Brown Sugar Peach Pie with Coconut Streusel
I can't take credit for this tasty dessert.  It came from Cooking Light in July of 2000.  It is THE most delicious peach pie I've ever had.  But then, I'm a sucker for any dessert with a crumbly topping.
Ingredients
- 1/2 (15-ounce) package refrigerated pie dough (such as Pillsbury) 
- 2/3 cup packed brown sugar, divided 
- 3 tablespoons all-purpose flour 
- 1/2 teaspoon ground cinnamon 
- 8 cups sliced peeled ripe peaches (about 3 1/2 pounds or 12 peaches) 
- 1/3 cup regular oats 
- 1/4 cup flaked sweetened coconut 
- 1 1/2 tablespoons butter or stick margarine, melted 
Preparation
- Preheat oven to 425°.
- Fit dough into a 9-inch pie plate. Fold edges under; flute. Line dough with a piece of foil, and arrange pie weights or dried beans on foil. Bake at 425° for 10 minutes. Reduce oven temperature to 350°. Remove pie weights and foil. Bake at 350° for 5 minutes. Cool crust on a wire rack.

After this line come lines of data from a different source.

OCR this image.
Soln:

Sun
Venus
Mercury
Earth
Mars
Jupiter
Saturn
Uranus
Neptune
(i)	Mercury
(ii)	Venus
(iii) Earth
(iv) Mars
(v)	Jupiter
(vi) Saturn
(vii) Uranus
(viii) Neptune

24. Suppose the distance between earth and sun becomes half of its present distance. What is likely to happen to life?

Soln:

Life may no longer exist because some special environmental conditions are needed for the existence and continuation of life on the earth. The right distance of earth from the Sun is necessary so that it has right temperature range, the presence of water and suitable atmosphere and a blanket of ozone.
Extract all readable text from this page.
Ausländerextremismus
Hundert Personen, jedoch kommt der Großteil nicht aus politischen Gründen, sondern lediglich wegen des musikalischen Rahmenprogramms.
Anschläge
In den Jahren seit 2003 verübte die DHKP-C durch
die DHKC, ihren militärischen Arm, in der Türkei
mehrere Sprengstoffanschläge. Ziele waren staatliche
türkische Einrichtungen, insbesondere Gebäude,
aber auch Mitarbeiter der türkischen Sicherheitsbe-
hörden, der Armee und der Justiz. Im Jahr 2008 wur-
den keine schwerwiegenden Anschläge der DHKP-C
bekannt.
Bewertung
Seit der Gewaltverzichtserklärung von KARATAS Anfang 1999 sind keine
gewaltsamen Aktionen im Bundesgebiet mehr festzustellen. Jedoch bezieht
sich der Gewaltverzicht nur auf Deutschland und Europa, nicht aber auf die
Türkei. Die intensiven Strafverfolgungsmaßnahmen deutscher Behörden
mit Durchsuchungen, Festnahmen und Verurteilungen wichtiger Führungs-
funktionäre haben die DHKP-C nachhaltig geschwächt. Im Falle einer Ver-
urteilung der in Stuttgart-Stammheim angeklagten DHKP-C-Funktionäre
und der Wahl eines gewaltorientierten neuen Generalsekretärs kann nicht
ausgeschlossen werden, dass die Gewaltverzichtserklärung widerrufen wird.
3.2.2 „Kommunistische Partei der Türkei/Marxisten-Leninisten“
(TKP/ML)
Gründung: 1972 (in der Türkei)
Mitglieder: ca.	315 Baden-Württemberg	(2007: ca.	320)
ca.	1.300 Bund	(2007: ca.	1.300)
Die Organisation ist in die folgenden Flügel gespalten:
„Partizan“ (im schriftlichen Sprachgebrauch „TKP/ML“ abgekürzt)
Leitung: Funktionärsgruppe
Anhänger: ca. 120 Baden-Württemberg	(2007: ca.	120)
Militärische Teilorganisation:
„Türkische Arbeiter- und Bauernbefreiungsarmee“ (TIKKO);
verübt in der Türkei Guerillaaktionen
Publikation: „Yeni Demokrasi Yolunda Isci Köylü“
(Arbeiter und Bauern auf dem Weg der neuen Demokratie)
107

- Combine 1/3 cup sugar, flour, and cinnamon in a bowl; sprinkle over peaches. Toss gently. Spoon into prepared crust. Bake at 350° for 30 minutes. Combine 1/3 cup sugar, oats, coconut, and butter; sprinkle over peach mixture. Shield edges of crust with foil. Bake an additional 30 minutes or until golden. Cool on a wire rack.